Re: images, I made it a little trickier to set the model in code with the newest change that support multiple options.

If you pull the latest and have both Anthropic and OpenAI keys set, it will use the latest Claude 1022. See https://github.com/abi/screenshot-to-code/blob/8ee26ff566e5f4502f142e94fe992832d52ea0db/backend/routes/generate_code.py#L312

We currently use GPT_4O_2024_05_13 which is one update behind https://github.com/abi/screenshot-to-code/blob/8ee26ff566e5f4502f142e94fe992832d52ea0db/backend/routes/generate_code.py#L299 You can update that to the latest if you want.

You can't use o1-preview-2024-09-12 because that doesn't support image input as far as I know.

I'll make it easier to choose models in the future.

Re: video, this is a known issue. If you can convert the format of the video using video convertor, it should work. Some browser don't set duration correctly when capturing video and so, it doesn't work. You could also try a different browser.

radrad commented 1 month ago

What about having both Option 1 (which I don't have. I have both Anthropic and OpenAI keys in .env) and Option 2 (which I do have)?

I find that model handling and hard coding them in multiple places is very hard to maintain for future updates.
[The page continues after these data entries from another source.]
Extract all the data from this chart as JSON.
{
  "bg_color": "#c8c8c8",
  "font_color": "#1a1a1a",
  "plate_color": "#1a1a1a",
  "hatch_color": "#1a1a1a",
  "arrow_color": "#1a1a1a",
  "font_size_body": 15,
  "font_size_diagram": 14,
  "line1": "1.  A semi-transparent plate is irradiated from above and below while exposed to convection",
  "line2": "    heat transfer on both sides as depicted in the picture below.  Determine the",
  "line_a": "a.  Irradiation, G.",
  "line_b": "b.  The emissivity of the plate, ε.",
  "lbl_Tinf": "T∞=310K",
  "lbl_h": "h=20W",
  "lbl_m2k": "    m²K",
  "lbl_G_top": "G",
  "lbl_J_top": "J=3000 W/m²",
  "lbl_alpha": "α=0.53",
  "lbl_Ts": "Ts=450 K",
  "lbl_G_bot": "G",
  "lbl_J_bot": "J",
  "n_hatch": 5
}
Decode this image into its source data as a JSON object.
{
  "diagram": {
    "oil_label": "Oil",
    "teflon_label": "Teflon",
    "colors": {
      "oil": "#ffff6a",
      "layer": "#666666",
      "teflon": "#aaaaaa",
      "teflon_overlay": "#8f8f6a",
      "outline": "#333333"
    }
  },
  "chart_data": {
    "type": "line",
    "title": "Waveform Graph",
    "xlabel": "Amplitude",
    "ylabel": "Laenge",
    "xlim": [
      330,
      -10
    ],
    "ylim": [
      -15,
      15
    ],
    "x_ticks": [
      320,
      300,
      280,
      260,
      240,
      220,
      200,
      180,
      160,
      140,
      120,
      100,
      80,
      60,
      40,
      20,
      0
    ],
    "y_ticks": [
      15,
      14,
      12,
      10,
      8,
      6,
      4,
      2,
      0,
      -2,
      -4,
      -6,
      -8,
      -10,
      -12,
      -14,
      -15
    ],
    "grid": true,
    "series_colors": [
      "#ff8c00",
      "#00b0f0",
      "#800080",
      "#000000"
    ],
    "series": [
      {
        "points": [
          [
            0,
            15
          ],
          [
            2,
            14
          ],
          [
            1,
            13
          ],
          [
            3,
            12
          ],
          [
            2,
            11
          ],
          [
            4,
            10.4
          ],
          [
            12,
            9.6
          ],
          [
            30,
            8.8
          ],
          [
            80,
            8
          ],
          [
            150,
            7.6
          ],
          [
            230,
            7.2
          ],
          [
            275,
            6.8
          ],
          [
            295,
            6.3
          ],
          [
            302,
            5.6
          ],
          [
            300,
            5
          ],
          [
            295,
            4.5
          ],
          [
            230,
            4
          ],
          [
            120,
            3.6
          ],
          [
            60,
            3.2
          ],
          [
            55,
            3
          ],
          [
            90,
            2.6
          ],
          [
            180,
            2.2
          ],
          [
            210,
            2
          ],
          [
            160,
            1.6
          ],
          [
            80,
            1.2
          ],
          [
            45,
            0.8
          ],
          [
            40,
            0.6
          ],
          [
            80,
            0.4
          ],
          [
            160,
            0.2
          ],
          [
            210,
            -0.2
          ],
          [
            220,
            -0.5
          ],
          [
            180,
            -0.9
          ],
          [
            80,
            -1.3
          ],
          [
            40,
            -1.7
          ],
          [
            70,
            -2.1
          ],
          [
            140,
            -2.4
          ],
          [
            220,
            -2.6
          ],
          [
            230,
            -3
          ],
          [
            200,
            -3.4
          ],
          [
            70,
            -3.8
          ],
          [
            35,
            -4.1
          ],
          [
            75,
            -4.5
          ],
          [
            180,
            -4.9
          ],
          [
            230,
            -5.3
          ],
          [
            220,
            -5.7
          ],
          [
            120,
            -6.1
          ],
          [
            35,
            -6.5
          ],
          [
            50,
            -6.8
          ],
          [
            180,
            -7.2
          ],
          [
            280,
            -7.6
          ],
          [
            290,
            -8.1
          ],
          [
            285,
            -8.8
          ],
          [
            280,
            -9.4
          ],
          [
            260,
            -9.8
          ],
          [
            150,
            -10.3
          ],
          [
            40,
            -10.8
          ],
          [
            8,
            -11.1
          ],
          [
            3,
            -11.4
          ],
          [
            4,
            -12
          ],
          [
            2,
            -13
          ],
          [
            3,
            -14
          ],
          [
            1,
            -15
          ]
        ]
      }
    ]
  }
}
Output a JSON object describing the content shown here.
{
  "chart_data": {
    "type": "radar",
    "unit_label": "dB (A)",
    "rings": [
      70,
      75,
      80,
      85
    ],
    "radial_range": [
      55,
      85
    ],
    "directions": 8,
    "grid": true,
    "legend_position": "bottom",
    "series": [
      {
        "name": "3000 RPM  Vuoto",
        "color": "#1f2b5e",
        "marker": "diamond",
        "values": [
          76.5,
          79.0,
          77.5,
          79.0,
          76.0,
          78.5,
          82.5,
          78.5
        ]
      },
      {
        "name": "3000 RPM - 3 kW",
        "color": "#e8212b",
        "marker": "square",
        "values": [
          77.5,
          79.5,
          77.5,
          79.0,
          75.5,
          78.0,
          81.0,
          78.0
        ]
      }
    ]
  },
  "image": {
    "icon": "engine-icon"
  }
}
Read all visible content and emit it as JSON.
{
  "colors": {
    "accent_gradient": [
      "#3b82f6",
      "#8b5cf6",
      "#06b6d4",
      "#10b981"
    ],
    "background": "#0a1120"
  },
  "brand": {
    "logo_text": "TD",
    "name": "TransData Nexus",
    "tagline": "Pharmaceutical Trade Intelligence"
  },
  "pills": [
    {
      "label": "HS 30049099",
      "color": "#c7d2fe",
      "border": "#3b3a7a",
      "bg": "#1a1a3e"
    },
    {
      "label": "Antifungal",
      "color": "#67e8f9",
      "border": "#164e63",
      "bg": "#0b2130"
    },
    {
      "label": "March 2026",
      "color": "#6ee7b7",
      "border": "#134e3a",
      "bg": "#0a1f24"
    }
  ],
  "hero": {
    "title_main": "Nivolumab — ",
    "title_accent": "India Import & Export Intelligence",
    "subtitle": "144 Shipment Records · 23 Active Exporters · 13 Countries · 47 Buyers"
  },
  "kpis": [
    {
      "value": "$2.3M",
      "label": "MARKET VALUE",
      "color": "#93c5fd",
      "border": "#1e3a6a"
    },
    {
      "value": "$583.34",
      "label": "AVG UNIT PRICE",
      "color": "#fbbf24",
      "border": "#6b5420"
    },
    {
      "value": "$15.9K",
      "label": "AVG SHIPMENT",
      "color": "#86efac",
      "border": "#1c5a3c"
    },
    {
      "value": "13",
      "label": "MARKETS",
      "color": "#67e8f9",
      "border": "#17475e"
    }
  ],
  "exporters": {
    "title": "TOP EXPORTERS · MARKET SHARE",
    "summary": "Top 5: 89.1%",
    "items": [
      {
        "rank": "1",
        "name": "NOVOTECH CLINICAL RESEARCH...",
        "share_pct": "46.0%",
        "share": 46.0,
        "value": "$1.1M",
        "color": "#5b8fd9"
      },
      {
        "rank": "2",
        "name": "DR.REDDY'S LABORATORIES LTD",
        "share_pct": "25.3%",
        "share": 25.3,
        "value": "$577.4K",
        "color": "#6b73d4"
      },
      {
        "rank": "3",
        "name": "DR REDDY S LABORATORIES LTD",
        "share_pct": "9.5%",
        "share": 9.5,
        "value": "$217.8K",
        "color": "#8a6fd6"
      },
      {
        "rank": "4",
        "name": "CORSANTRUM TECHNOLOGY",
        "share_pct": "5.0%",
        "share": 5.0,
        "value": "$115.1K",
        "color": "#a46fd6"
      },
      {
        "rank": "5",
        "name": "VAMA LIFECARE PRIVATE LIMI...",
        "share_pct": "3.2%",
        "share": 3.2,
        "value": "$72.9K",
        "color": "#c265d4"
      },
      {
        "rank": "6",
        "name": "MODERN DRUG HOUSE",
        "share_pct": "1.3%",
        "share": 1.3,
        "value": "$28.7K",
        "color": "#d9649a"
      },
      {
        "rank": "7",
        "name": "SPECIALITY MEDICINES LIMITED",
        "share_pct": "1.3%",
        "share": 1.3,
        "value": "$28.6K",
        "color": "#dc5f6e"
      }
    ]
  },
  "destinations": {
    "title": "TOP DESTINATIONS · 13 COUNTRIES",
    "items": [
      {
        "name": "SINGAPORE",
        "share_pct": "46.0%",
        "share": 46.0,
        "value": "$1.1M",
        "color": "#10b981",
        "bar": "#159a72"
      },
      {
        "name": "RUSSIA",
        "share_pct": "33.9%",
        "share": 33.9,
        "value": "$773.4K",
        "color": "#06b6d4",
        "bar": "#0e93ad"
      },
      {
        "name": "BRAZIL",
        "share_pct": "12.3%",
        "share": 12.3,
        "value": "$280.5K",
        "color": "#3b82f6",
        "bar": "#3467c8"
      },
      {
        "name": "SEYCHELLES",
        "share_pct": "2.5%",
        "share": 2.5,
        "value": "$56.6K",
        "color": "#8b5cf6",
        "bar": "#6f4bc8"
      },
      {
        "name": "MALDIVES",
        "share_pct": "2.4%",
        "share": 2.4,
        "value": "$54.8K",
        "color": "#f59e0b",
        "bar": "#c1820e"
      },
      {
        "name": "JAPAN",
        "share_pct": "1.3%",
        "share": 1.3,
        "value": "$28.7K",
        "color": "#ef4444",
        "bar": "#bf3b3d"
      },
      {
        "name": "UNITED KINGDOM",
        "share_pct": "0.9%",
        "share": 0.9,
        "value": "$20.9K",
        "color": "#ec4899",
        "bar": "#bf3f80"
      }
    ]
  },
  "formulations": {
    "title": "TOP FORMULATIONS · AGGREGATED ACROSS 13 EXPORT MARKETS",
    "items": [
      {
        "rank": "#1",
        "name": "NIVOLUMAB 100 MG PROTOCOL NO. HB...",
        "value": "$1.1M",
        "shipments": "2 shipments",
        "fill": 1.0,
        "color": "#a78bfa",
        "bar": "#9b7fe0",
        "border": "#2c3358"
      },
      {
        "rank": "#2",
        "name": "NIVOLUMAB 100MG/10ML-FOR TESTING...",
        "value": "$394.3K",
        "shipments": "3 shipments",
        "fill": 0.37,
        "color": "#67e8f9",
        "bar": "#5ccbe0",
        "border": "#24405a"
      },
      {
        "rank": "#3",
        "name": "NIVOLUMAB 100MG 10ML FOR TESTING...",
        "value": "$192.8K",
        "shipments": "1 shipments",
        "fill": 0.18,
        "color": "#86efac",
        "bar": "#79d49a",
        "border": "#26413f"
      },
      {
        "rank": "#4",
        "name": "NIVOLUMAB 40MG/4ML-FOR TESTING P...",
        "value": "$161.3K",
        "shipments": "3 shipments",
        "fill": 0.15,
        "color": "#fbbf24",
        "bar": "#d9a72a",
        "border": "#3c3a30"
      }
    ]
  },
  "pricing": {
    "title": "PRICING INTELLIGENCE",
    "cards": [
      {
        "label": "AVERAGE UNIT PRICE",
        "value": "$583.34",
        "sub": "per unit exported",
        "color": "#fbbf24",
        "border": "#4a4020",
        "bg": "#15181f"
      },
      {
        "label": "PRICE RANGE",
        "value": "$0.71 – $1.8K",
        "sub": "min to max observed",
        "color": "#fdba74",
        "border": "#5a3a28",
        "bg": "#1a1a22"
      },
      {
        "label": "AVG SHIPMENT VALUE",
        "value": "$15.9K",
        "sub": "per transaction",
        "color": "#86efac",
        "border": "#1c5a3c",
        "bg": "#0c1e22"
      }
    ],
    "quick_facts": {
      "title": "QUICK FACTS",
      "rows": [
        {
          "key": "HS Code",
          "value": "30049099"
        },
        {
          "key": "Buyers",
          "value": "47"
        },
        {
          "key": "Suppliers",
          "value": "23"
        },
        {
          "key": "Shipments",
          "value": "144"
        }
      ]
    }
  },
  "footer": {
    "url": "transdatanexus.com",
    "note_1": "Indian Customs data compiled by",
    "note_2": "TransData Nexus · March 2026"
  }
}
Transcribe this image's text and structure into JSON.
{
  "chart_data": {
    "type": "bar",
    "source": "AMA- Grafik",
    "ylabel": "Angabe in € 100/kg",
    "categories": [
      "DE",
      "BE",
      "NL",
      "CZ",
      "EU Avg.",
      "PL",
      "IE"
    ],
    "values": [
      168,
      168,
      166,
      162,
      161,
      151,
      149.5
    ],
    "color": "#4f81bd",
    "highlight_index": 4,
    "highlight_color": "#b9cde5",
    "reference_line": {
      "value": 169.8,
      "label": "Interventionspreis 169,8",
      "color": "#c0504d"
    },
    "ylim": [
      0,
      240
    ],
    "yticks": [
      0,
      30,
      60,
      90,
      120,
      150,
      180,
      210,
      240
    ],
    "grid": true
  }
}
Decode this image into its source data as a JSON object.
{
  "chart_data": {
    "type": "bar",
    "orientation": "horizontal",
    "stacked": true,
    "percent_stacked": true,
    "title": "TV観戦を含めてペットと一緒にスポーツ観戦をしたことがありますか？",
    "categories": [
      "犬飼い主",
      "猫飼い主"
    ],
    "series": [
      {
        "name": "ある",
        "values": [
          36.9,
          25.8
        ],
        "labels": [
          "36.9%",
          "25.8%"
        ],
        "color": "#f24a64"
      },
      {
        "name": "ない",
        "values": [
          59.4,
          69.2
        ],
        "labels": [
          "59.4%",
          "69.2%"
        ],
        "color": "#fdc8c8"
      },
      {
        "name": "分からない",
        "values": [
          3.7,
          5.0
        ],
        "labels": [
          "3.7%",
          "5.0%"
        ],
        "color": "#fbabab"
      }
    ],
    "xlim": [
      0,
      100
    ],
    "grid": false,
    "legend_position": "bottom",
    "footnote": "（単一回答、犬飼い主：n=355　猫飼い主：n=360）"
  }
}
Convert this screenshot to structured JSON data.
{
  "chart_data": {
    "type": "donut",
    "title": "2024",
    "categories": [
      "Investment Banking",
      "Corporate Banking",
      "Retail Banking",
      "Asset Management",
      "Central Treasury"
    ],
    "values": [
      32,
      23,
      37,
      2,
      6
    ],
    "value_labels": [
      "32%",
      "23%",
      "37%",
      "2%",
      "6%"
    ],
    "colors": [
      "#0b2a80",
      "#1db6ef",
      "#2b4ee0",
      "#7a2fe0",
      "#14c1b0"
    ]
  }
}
I understand there are differences in code bases on how some models from different providers are treated (to enable or disable some features) This is what I changed and feel free to apply this patch if my changes are appropriate to bring the latest models from both Anthropic and OpenAI. my_changes.patch

Re: "If you can convert the format of the video using video convertor, it should work." What should I convert in video?: image

The video (which you can check (https://github.com/user-attachments/assets/22713a47-4d23-44e9-b83f-dcb774ebbcc8) is captured by Snagit tool and you can see from properties of this video file that it does have Lenght and other video data (that can be seen in the picture)

Where exactly in the code I am getting this error?

Next. It would be good when selecting fine grained changes that you accumulate more than one selection. I find that after selecting some html element and providing a desired update, that there is an immediate code re-generation. I would prefere there are multiple selection and update prompts possible before re-generating

abi commented 1 month ago

Yeah, I will look to support the newest GPT4o model. Need to do some testing to ensure quality before switching to it.

I think a good thing to convert is to just re-encode it as MP4. If that's confusing, you could do MP4 to WebM. Or MP4 -> WebM -> MP4. It's an encoding issue with the video as far as I know when the duration error shows up.

Good suggestion re: more than 1 selection. Also, exploring newer models like Llama on Groq so the change is instant.

radrad commented 1 month ago

Snagit is a professional screen video capture tool. I cannot see any problem with what it creates as .mp4. I did what you suggested MP4 -> WebM -> MP4 and there is the same file with this conversion steps. https://github.com/user-attachments/assets/fe15a9de-ab1a-4423-ac6b-9fa7da46e239

Can you try with my original video and this one.

Can you provide me with a couple of videos that do work to see if there is some other problem.

What about producing both Option 1 and Option 2 as now I only get Option 2. When whould Option 1 generate code?

abi commented 4 weeks ago
Screenshot 2024-10-28 at 6 30 59 PM

The video you provided works for me. What error do you get?

If Option 1 isn't working, please share the backend logs. But even without that, my guess would be that their Anthropic key isn't right.